Renaming and Removing Columns in pandas DataFrames
Renaming columns¶
Four methods for renaming columns in a pandas DataFrame:
1. Rename specific columns¶
foo.rename(columns={}, inplace=True)
Pass a dict of columns to be renamed. For example:
foo.rename(columns={'old_col1': 'new_col1',
'old_col2': 'new_col2'},
inplace=True)
2. Rename all the column names¶
Set .columns
to a list of all of the new column names.
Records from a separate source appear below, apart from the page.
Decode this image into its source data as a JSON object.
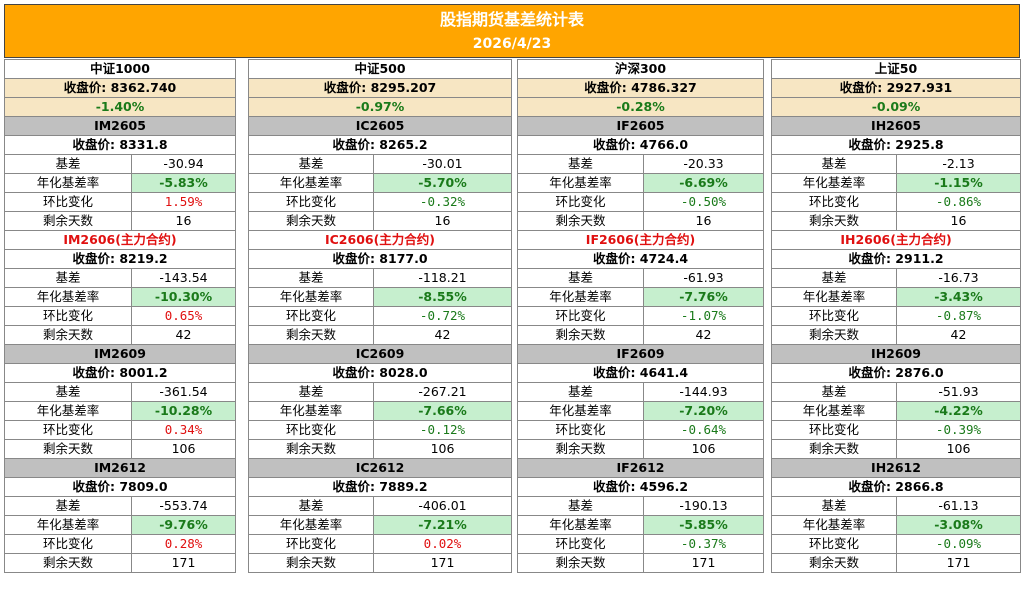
{
  "title": "股指期货基差统计表",
  "date": "2026/4/23",
  "labels": {
    "close": "收盘价:",
    "basis": "基差",
    "annual": "年化基差率",
    "mom": "环比变化",
    "days": "剩余天数"
  },
  "panels": [
    {
      "index_name": "中证1000",
      "index_close": "8362.740",
      "index_change": "-1.40%",
      "contracts": [
        {
          "name": "IM2605",
          "main": false,
          "close": "8331.8",
          "basis": "-30.94",
          "annual": "-5.83%",
          "mom": "1.59%",
          "mom_sign": "pos",
          "days": "16"
        },
        {
          "name": "IM2606(主力合约)",
          "main": true,
          "close": "8219.2",
          "basis": "-143.54",
          "annual": "-10.30%",
          "mom": "0.65%",
          "mom_sign": "pos",
          "days": "42"
        },
        {
          "name": "IM2609",
          "main": false,
          "close": "8001.2",
          "basis": "-361.54",
          "annual": "-10.28%",
          "mom": "0.34%",
          "mom_sign": "pos",
          "days": "106"
        },
        {
          "name": "IM2612",
          "main": false,
          "close": "7809.0",
          "basis": "-553.74",
          "annual": "-9.76%",
          "mom": "0.28%",
          "mom_sign": "pos",
          "days": "171"
        }
      ]
    },
    {
      "index_name": "中证500",
      "index_close": "8295.207",
      "index_change": "-0.97%",
      "contracts": [
        {
          "name": "IC2605",
          "main": false,
          "close": "8265.2",
          "basis": "-30.01",
          "annual": "-5.70%",
          "mom": "-0.32%",
          "mom_sign": "neg",
          "days": "16"
        },
        {
          "name": "IC2606(主力合约)",
          "main": true,
          "close": "8177.0",
          "basis": "-118.21",
          "annual": "-8.55%",
          "mom": "-0.72%",
          "mom_sign": "neg",
          "days": "42"
        },
        {
          "name": "IC2609",
          "main": false,
          "close": "8028.0",
          "basis": "-267.21",
          "annual": "-7.66%",
          "mom": "-0.12%",
          "mom_sign": "neg",
          "days": "106"
        },
        {
          "name": "IC2612",
          "main": false,
          "close": "7889.2",
          "basis": "-406.01",
          "annual": "-7.21%",
          "mom": "0.02%",
          "mom_sign": "pos",
          "days": "171"
        }
      ]
    },
    {
      "index_name": "沪深300",
      "index_close": "4786.327",
      "index_change": "-0.28%",
      "contracts": [
        {
          "name": "IF2605",
          "main": false,
          "close": "4766.0",
          "basis": "-20.33",
          "annual": "-6.69%",
          "mom": "-0.50%",
          "mom_sign": "neg",
          "days": "16"
        },
        {
          "name": "IF2606(主力合约)",
          "main": true,
          "close": "4724.4",
          "basis": "-61.93",
          "annual": "-7.76%",
          "mom": "-1.07%",
          "mom_sign": "neg",
          "days": "42"
        },
        {
          "name": "IF2609",
          "main": false,
          "close": "4641.4",
          "basis": "-144.93",
          "annual": "-7.20%",
          "mom": "-0.64%",
          "mom_sign": "neg",
          "days": "106"
        },
        {
          "name": "IF2612",
          "main": false,
          "close": "4596.2",
          "basis": "-190.13",
          "annual": "-5.85%",
          "mom": "-0.37%",
          "mom_sign": "neg",
          "days": "171"
        }
      ]
    },
    {
      "index_name": "上证50",
      "index_close": "2927.931",
      "index_change": "-0.09%",
      "contracts": [
        {
          "name": "IH2605",
          "main": false,
          "close": "2925.8",
          "basis": "-2.13",
          "annual": "-1.15%",
          "mom": "-0.86%",
          "mom_sign": "neg",
          "days": "16"
        },
        {
          "name": "IH2606(主力合约)",
          "main": true,
          "close": "2911.2",
          "basis": "-16.73",
          "annual": "-3.43%",
          "mom": "-0.87%",
          "mom_sign": "neg",
          "days": "42"
        },
        {
          "name": "IH2609",
          "main": false,
          "close": "2876.0",
          "basis": "-51.93",
          "annual": "-4.22%",
          "mom": "-0.39%",
          "mom_sign": "neg",
          "days": "106"
        },
        {
          "name": "IH2612",
          "main": false,
          "close": "2866.8",
          "basis": "-61.13",
          "annual": "-3.08%",
          "mom": "-0.09%",
          "mom_sign": "neg",
          "days": "171"
        }
      ]
    }
  ]
}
For example:
foo.columns = ['new_col1', 'new_col2']
3. Rename the columns when reading in a file¶
For example:
foo_new_names = ['new_col1', 'new_col2']
foo = pd.read_csv(data_file.csv,
names=foo_new_names,
header=0)
Note that in addition to setting the names
parameter to a list of the new
column names, you must also set header=0
to indicate that you're replacing
the existing column names in the 0th row (if the 0th row is a header row).
4. Replace existing spaces in column names with underscores:¶
foo.columns = foo.columns.str.replace(' ', '_')
Removing columns (and rows)¶
Here is the general syntax:
foo.drop(col_str_or_list_of_strs,
axis=1, # 0 axis is rows, 1 axis is cols
inplace=True)
to drop a single column:
foo.drop('col_name',
axis=1,
inplace=True)
to drop multiple columns:
foo.drop(['col1', 'col2'],
axis=1,
inplace=True)
to drop a single row (data row 0):
foo.drop(0, # int identifying the data row
axis=0,
inplace=True)
to drop multiple rows (data rows 1 and 2):
foo.drop([1, 2], # list of ints identifying the data rows
axis=0,
inplace=True)